Hace un tiempo, el departamento de I+D de la marca comenzó a trabajar en un chaleco inflable. La empresa recurrió a uno de sus embajadores y surfista de olas grandes Kohl Christensen, para obtener ideas sobre lo que sería el chaleco inflado ideal.

“Enviamos prototipos a Kohl invierno pasado para que nos diese su opinión”, dice Walker Ferguson, director de pruebas de campo Patagonia. “Lo que nos dieron vuelta era bastante coherente – necesitábamos un chaleco que pudiese ser incorporado en una variedad de trajes, apoyar inflaciones múltiples, y que se desinfle fácilmente”.

Durante meses Christensen y el ingeniero de Patagonia Casey Shaw experimentó con diversas válvulas tirones, y las configuraciones de la vejiga. Cada nueva iteración del chaleco se probaba en una piscina. “Con el I + D, que está siempre tratando de mejorar las herramientas pero sin reinventar la rueda”, dice Shaw. “Este proyecto ha sido una gran oportunidad para construir algo que pueda afectar sustancialmente la experiencia de los surfistas y mejorar la seguridad en olas gigantes.”

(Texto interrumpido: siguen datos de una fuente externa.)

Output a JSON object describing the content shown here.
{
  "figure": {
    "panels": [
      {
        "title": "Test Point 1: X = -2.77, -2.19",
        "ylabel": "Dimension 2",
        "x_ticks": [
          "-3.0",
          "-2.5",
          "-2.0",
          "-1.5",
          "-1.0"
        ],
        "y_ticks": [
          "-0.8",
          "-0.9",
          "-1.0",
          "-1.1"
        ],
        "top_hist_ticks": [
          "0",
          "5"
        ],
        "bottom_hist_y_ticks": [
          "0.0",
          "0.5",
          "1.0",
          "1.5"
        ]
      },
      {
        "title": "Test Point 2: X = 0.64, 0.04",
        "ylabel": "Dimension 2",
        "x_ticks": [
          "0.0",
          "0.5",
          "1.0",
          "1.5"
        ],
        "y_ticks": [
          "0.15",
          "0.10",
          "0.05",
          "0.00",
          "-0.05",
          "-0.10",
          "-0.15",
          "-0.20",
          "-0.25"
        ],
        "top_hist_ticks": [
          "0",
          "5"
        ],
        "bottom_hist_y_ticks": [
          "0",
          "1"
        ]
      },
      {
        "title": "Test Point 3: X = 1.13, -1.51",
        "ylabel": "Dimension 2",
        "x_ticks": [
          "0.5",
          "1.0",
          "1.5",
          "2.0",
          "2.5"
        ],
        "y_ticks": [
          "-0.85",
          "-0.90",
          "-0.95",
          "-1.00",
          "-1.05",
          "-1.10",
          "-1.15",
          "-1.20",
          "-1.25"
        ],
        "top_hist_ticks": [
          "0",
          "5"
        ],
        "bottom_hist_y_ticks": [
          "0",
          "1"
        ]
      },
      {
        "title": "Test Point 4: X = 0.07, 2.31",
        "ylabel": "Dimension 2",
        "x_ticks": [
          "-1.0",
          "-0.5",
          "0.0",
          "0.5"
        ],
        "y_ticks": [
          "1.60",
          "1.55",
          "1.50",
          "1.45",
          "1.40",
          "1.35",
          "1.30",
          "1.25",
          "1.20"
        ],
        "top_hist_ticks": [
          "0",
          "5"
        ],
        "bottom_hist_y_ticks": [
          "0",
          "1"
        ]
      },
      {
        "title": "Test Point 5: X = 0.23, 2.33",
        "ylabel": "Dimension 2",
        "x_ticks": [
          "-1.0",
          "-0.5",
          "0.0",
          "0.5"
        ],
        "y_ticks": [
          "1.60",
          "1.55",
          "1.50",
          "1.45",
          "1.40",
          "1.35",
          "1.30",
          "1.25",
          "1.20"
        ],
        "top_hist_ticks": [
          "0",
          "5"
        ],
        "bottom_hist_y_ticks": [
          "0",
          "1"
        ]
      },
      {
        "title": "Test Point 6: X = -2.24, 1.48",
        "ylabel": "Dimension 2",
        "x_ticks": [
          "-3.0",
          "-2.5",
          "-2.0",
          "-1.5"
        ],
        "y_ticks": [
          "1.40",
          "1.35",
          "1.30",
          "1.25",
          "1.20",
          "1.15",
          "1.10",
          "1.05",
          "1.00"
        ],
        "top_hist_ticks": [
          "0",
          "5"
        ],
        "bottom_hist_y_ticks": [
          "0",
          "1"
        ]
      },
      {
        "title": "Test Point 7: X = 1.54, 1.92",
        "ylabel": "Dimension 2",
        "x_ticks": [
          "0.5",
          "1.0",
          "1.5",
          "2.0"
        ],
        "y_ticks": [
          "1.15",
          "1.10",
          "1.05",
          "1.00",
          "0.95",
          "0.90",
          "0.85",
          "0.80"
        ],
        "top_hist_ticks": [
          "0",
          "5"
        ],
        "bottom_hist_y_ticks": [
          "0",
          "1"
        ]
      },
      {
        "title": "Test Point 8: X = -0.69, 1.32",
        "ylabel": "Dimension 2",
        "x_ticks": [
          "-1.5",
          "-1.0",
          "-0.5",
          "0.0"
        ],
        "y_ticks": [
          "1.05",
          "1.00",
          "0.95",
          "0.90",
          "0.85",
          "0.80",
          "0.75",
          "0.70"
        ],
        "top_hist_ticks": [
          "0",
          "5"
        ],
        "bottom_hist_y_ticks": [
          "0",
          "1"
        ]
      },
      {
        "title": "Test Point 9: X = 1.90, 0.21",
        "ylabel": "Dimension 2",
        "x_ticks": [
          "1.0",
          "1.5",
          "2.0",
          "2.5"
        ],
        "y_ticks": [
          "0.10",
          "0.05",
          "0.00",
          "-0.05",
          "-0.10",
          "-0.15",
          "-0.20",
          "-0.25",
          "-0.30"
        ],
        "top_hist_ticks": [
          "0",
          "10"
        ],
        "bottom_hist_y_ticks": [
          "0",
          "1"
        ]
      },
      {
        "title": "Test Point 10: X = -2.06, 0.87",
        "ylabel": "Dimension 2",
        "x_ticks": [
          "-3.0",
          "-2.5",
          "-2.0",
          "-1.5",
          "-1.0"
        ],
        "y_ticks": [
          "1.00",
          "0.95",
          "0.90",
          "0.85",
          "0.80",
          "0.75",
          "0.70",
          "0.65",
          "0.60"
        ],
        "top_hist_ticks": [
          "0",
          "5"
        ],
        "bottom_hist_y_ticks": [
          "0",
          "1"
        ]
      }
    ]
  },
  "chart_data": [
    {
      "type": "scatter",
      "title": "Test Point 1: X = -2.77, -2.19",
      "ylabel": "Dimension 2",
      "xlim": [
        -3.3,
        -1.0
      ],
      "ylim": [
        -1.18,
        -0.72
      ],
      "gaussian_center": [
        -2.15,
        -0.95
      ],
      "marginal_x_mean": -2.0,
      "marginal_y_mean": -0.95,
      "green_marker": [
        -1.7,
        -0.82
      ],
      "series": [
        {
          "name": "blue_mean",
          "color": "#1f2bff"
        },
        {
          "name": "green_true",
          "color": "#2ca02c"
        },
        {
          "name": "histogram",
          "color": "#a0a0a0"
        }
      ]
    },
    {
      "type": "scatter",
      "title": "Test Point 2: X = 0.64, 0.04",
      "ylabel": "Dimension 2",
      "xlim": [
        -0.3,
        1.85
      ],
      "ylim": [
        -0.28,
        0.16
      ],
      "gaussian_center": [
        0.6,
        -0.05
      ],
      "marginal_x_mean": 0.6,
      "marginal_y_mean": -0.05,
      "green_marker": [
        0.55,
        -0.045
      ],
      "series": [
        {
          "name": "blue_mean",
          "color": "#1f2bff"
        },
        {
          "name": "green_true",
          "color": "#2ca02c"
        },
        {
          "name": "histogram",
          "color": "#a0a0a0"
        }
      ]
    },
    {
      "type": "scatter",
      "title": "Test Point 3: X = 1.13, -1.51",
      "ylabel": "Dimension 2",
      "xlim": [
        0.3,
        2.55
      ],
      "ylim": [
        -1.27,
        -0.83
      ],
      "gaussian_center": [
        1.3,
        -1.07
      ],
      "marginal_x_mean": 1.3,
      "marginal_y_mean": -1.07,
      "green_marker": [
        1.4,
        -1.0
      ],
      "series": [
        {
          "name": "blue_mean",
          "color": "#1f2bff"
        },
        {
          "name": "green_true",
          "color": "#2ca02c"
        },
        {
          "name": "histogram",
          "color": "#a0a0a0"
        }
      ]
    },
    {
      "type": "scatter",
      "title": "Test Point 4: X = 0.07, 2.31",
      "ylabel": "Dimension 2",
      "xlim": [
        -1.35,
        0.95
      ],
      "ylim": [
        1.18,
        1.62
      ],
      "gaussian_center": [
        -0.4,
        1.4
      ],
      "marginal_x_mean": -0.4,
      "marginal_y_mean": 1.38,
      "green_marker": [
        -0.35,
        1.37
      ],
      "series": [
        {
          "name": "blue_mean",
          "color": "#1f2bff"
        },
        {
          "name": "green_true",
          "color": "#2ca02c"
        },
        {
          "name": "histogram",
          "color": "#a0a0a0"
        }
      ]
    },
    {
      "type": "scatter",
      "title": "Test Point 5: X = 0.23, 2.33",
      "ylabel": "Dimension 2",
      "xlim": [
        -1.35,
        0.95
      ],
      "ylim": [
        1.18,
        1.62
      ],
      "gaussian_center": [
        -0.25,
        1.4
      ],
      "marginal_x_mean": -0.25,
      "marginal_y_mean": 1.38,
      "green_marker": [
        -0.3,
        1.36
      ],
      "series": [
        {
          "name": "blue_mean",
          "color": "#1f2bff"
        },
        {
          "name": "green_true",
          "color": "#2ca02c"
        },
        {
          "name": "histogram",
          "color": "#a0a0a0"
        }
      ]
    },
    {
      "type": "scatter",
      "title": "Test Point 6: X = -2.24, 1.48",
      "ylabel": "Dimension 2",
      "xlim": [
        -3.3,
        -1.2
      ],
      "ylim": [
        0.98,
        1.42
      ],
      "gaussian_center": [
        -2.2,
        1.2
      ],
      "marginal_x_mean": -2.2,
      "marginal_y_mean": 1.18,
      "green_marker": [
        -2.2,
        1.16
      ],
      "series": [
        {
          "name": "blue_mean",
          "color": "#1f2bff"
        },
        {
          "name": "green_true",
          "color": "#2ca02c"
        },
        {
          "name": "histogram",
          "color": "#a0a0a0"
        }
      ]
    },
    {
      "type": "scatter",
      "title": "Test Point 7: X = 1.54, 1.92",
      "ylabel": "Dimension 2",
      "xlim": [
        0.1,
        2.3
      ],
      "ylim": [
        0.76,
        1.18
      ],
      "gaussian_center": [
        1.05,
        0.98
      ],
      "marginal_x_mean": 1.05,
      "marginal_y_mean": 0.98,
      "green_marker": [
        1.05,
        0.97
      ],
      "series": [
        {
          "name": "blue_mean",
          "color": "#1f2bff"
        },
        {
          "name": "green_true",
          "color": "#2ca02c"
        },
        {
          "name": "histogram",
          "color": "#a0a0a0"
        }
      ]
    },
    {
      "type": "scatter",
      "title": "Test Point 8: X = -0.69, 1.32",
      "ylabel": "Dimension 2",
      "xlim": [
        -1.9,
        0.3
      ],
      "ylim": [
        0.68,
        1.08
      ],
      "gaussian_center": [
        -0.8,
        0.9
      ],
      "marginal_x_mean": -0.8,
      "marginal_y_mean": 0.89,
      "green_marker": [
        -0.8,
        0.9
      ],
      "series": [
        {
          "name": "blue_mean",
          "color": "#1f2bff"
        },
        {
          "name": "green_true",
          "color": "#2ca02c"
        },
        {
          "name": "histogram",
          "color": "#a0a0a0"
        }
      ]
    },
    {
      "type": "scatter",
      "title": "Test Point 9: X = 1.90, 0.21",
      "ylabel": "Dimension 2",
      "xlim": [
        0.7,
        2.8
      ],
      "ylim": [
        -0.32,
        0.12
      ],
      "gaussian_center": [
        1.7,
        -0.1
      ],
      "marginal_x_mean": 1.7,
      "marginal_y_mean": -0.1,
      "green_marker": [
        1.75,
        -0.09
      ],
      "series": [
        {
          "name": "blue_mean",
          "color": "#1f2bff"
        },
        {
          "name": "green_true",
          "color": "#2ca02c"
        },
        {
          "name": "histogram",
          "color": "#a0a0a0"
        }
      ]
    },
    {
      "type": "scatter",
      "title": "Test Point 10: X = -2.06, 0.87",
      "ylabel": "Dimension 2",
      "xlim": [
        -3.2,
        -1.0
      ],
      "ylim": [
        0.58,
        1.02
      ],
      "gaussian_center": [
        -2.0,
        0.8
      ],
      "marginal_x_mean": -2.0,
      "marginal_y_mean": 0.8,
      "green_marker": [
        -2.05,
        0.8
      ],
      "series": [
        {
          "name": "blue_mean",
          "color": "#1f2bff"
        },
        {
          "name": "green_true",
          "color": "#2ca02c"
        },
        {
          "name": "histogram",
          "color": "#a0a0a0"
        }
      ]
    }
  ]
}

Finalmente, Shaw y su equipo construyeron un chaleco que puede soportar cuatro inflaciones, llevar debajo de una gran variedad de trajes de neopreno (corto, trajes de primavera e integrales), cuenta con una válvula de liberación de aire, se logra la orientación boca arriba en el análisis con aguas tranquilas, y permite que la persona que practica surf pueda remar y nadar cuando está completamente inflado. Actualmente, un traje de neopreno tiene que ser adaptado por Shaw y su equipo para que sea compatible con el chaleco de prototipo. Testers también deben pasar por un curso de seguridad antes de poder usar el chaleco.

Este producto está en fase de pruebas y pendiente de patentar, por lo que todavía no está disponible para su venta.